Na próxima quinta-feira (13), o relator do projeto, deputado Capitão Augusto (PL-SP), deverá apresentar ao grupo um parecer sobre a matéria, que poderá ser debatida, na sequência, por uma comissão especial ou mesmo levada direto ao plenário, numa decisão que depende de Maia.

Apesar de parte dos deputados do centrão não ter se pronunciado a respeito da denúncia do Intercept, alguns membros de siglas como MDB, PP e PSD, aproveitaram para criticar o ministro e a Lava Jato. Diante desse cenário, o trâmite do projeto poderá ser influenciado diretamente pela oposição a Moro, que deverá ser testada nos próximos dias ou semanas, conforme os diferentes movimentos do jogo político nacional.   

Além de atingir a cúpula do Executivo, o escândalo tende a enfraquecer a ventilada indicação de Moro ao Supremo Tribunal Federal (STF) – intenção anunciada no início de maio pelo presidente Jair Bolsonaro, em pagamento a um compromisso assumido entre os dois quando do convite para o Ministério.

Desgastado, Moro tende a perder capital político e ainda pode sofrer novos ataques, já que o Intercept promete continuar publicando diálogos comprometedores.

Bolsonaro e Moro se reuniram na manhã desta terça para debater o caso.

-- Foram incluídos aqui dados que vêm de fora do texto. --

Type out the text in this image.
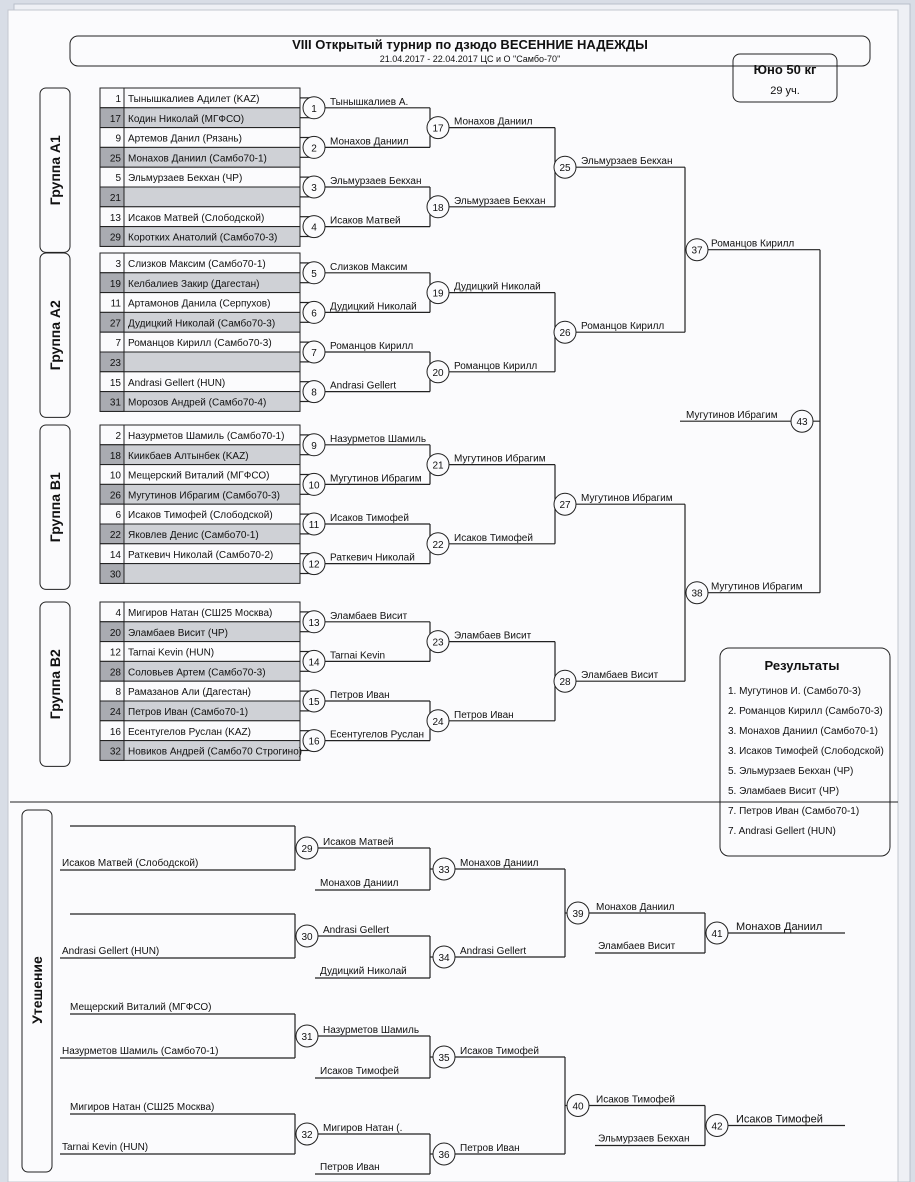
VIII Открытый турнир по дзюдо ВЕСЕННИЕ НАДЕЖДЫ
21.04.2017 - 22.04.2017 ЦС и О "Самбо-70"
Юно 50 кг
29 уч.
Группа А1
1 Тынышкалиев Адилет (KAZ)
17 Кодин Николай (МГФСО)
9 Артемов Данил (Рязань)
25 Монахов Даниил (Самбо70-1)
5 Эльмурзаев Бекхан (ЧР)
21
13 Исаков Матвей (Слободской)
29 Коротких Анатолий (Самбо70-3)
Группа А2
3 Слизков Максим (Самбо70-1)
19 Келбалиев Закир (Дагестан)
11 Артамонов Данила (Серпухов)
27 Дудицкий Николай (Самбо70-3)
7 Романцов Кирилл (Самбо70-3)
23
15 Andrasi Gellert (HUN)
31 Морозов Андрей (Самбо70-4)
Группа В1
2 Назурметов Шамиль (Самбо70-1)
18 Киикбаев Алтынбек (KAZ)
10 Мещерский Виталий (МГФСО)
26 Мугутинов Ибрагим (Самбо70-3)
6 Исаков Тимофей (Слободской)
22 Яковлев Денис (Самбо70-1)
14 Раткевич Николай (Самбо70-2)
30
Группа В2
4 Мигиров Натан (СШ25 Москва)
20 Эламбаев Висит (ЧР)
12 Tarnai Kevin (HUN)
28 Соловьев Артем (Самбо70-3)
8 Рамазанов Али (Дагестан)
24 Петров Иван (Самбо70-1)
16 Есентугелов Руслан (KAZ)
32 Новиков Андрей (Самбо70 Строгино)
1
Тынышкалиев А.
2
Монахов Даниил
3
Эльмурзаев Бекхан
4
Исаков Матвей
5
Слизков Максим
6
Дудицкий Николай
7
Романцов Кирилл
8
Andrasi Gellert
9
Назурметов Шамиль
10
Мугутинов Ибрагим
11
Исаков Тимофей
12
Раткевич Николай
13
Эламбаев Висит
14
Tarnai Kevin
15
Петров Иван
16
Есентугелов Руслан
17
Монахов Даниил
18
Эльмурзаев Бекхан
19
Дудицкий Николай
20
Романцов Кирилл
21
Мугутинов Ибрагим
22
Исаков Тимофей
23
Эламбаев Висит
24
Петров Иван
25
Эльмурзаев Бекхан
26
Романцов Кирилл
27
Мугутинов Ибрагим
28
Эламбаев Висит
37
Романцов Кирилл
38
Мугутинов Ибрагим
43
Мугутинов Ибрагим
29
Исаков Матвей (Слободской)
Исаков Матвей
Монахов Даниил
33
Монахов Даниил
30
Andrasi Gellert (HUN)
Andrasi Gellert
Дудицкий Николай
34
Andrasi Gellert
31
Мещерский Виталий (МГФСО)
Назурметов Шамиль (Самбо70-1)
Назурметов Шамиль
Исаков Тимофей
35
Исаков Тимофей
32
Мигиров Натан (СШ25 Москва)
Tarnai Kevin (HUN)
Мигиров Натан (.
Петров Иван
36
Петров Иван
39
Монахов Даниил
Эламбаев Висит
41
Монахов Даниил
40
Исаков Тимофей
Эльмурзаев Бекхан
42
Исаков Тимофей
Результаты
1. Мугутинов И. (Самбо70-3)
2. Романцов Кирилл (Самбо70-3)
3. Монахов Даниил (Самбо70-1)
3. Исаков Тимофей (Слободской)
5. Эльмурзаев Бекхан (ЧР)
5. Эламбаев Висит (ЧР)
7. Петров Иван (Самбо70-1)
7. Andrasi Gellert (HUN)
Утешение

Após o encontro, o Ministério da Justiça divulgou nota informando que Moro "rechaçou a divulgação de possíveis conversas privadas obtidas por meio ilegal e explicou que a Polícia Federal está investigando a invasão criminosa".

Ainda segundo a nota, "a conversa foi bastante tranquila" e Moro "fez todas as ponderações ao presidente, que entendeu as questões que envolvem o caso".